Robot learns to cook by watching YouTube

Eric Hopton for – Your Universe Online
Let’s jump forward in time a little. At some imagined point in the not too distant world, advances in robotics and artificial intelligence have seen massive growth. In almost every home, humans rely on robots to carry out everyday tasks. You have your favorite robot. Of course you do. It does everything it is programed to do – no complaints. It doesn’t even ask for pocket money. You have tweaked it as far as you can to adapt to your peculiar ways. But then you need it to do a new task that’s not part of its database – you need it to bake a muffin.

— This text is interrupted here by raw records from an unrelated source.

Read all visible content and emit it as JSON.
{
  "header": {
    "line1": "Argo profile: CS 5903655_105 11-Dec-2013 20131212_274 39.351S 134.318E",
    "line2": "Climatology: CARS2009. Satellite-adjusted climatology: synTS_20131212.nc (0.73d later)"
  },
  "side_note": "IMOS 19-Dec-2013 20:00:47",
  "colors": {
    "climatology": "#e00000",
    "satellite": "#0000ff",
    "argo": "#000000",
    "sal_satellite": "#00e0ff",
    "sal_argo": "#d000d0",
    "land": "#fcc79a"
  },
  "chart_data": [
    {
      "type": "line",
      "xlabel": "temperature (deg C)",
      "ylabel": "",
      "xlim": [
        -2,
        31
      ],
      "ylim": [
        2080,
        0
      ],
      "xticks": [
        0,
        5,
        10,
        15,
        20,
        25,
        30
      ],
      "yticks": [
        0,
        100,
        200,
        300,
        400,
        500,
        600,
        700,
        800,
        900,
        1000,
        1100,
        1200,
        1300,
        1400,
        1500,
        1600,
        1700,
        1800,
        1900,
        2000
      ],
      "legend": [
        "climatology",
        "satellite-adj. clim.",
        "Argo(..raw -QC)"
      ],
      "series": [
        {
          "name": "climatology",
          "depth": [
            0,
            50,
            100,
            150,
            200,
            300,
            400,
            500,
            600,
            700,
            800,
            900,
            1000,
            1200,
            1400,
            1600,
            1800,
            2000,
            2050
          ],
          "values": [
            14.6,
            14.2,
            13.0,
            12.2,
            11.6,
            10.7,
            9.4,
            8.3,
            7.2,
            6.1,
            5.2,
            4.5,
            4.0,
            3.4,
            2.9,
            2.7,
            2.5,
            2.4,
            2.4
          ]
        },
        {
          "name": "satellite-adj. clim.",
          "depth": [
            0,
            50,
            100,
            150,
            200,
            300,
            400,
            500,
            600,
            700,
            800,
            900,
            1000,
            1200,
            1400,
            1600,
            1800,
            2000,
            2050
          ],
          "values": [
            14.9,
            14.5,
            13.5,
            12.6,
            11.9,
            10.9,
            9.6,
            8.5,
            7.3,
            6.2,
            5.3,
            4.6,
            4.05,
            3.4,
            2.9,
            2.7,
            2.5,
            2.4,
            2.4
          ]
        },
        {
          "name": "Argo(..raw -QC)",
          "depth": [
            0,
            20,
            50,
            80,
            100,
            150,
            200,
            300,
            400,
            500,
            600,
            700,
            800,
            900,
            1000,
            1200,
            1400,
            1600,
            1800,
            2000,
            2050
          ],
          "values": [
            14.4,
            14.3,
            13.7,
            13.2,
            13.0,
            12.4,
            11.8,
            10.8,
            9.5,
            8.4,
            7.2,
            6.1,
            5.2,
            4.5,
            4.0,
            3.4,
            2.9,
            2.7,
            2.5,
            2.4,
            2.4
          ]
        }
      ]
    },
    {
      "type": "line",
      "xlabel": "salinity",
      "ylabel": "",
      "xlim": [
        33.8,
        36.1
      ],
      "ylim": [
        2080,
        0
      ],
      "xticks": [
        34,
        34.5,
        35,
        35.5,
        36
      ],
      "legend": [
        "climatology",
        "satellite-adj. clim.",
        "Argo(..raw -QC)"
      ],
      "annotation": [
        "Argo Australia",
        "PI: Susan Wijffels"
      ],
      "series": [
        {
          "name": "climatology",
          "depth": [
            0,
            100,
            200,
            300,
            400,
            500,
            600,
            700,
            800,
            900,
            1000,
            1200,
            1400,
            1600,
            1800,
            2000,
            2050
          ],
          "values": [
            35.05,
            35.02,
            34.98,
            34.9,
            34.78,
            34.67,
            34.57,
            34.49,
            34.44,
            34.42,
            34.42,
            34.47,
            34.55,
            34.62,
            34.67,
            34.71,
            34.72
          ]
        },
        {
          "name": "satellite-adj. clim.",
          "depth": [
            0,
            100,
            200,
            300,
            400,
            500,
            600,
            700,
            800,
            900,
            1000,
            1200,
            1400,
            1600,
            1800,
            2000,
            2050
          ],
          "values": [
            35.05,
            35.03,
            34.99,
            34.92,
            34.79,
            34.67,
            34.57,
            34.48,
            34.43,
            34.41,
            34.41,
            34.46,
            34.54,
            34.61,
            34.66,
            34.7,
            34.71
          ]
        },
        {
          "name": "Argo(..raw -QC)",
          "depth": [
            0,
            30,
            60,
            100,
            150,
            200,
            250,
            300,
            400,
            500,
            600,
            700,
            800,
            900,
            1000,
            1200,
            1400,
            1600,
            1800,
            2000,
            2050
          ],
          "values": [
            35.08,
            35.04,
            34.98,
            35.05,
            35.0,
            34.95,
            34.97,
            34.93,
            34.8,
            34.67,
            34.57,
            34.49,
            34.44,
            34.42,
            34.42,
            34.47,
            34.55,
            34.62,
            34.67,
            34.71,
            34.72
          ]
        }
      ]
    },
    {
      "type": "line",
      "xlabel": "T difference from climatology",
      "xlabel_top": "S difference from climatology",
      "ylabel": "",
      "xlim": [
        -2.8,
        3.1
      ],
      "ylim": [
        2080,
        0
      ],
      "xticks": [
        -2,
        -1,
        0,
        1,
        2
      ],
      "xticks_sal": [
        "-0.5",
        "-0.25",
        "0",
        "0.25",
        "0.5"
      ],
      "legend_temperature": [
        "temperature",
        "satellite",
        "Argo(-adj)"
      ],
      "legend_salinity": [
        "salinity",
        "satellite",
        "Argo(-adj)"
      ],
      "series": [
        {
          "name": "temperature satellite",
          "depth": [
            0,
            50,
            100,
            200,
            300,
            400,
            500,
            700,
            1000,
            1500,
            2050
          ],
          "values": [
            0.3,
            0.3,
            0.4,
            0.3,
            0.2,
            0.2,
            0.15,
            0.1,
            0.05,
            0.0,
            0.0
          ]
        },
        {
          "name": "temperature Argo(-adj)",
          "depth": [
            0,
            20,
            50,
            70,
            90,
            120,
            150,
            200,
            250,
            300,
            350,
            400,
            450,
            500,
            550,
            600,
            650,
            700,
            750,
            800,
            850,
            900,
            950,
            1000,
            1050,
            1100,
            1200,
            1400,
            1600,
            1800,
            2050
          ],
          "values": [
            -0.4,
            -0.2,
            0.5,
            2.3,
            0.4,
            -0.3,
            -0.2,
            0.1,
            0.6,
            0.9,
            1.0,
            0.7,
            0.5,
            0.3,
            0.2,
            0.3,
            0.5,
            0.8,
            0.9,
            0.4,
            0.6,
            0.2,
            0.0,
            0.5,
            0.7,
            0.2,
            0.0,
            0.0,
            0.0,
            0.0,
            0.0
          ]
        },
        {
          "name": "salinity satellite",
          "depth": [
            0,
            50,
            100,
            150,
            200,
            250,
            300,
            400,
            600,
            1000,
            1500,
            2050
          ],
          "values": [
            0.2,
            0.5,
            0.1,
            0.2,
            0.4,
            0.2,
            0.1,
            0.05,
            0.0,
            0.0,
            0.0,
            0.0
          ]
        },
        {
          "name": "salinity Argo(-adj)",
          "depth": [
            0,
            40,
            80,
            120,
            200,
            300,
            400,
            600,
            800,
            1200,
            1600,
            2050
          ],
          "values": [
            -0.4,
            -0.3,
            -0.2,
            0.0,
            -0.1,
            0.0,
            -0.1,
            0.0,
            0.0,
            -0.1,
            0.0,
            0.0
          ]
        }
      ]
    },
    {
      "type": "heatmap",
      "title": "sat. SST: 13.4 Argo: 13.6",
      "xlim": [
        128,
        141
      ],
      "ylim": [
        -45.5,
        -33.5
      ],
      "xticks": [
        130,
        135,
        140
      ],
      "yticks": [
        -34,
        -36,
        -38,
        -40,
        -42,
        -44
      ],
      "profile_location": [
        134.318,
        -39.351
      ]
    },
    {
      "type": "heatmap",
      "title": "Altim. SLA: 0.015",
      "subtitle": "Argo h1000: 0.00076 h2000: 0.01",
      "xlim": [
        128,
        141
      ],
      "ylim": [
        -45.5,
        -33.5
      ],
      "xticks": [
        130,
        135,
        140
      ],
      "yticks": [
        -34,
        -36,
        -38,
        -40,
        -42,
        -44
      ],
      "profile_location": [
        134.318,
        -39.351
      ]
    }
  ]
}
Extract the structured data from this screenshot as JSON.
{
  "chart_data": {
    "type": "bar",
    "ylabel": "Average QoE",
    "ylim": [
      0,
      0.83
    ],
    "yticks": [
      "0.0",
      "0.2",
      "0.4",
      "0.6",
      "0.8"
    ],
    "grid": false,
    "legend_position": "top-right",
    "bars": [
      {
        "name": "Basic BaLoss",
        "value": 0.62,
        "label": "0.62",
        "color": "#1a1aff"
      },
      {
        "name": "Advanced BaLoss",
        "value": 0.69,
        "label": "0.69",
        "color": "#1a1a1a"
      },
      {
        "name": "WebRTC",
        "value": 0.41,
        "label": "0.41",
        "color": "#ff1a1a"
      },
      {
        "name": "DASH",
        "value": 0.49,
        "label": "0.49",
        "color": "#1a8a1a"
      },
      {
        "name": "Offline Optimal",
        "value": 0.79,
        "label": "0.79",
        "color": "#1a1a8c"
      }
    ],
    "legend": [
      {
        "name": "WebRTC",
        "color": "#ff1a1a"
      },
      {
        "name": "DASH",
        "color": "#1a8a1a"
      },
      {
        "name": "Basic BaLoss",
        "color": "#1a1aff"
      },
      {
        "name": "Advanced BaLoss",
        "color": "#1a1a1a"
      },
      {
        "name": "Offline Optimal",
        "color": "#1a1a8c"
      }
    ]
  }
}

Can it do that? No, it needs to learn. You could send it back for reprograming but you can’t imagine life without it, even for a few days. You could buy an expensive downloadable fix from Amazoogle, but you are too mean and you still hate their tax arrangements. So you take the easy option. You plug it into You Tube and say “Hey, buddy, watch a few vids on making muffins and knock a few out as soon as you are ready.”
An hour later, you have your muffins. If that sounds far-fetched, the findings of a neat piece of recently published research might reassure you that one day you will get your AI muffin fix.
The study was carried out by scientists from the University of Maryland and NICTA in Australia. Their paper will be presented later this month at the 29th annual conference of the Association for the Advancement of Artificial Intelligence. The research involved teaching a “self-learning robot” how to improve its knowledge about fine-grained manipulation actions – like cooking skills – just by allowing it to watch demonstration videos.
The new robot-training system is based on recent advances in our understanding of “deep neural networks” in computer vision. A key element of the experiments was to teach the robot where and how to hold an object just from its appearance. A big obstacle was the fact that videos only present 2D information. While a human would naturally translate that into 3D conceptualization by recognizing that, for example, that elongated rounded shape is an egg, robots don’t have that ability to “infer”.
Also the robot had to learn to select which element of the video image it was supposed to model. It then had to learn how to associate specific actions like hand movements with particular objects. Breaking an egg is a good example.
The researchers developed a deep-learning system that combines object recognition with grasping-type recognition. The system they created is derived from recognition modules which are built on a “convolutional neural network” (CNN).  This helps the robot to predict the best action to take by tapping into a large internal database.
To train their robot model, the researchers used data from 88 YouTube videos of people cooking. The team then generated commands for the robot to execute.
“We believe this preliminary integrated system raises hope towards a fully intelligent robot for manipulation tasks that can automatically enrich its own knowledge resource by “watching” recordings from the World Wide Web,” the researchers concluded.
The full paper, “Robot Learning Manipulation Action Plans by ‘Watching’ Unconstrained Videos” is available here (PDF).
That muffin-baking robot may not be so far away then. But, back to the future for a moment, what if those robots become foodie obsessives and you just can’t drag your favourite robot buddy away from watching endless repeats of Barefoot Contessa? Life is never easy, is it?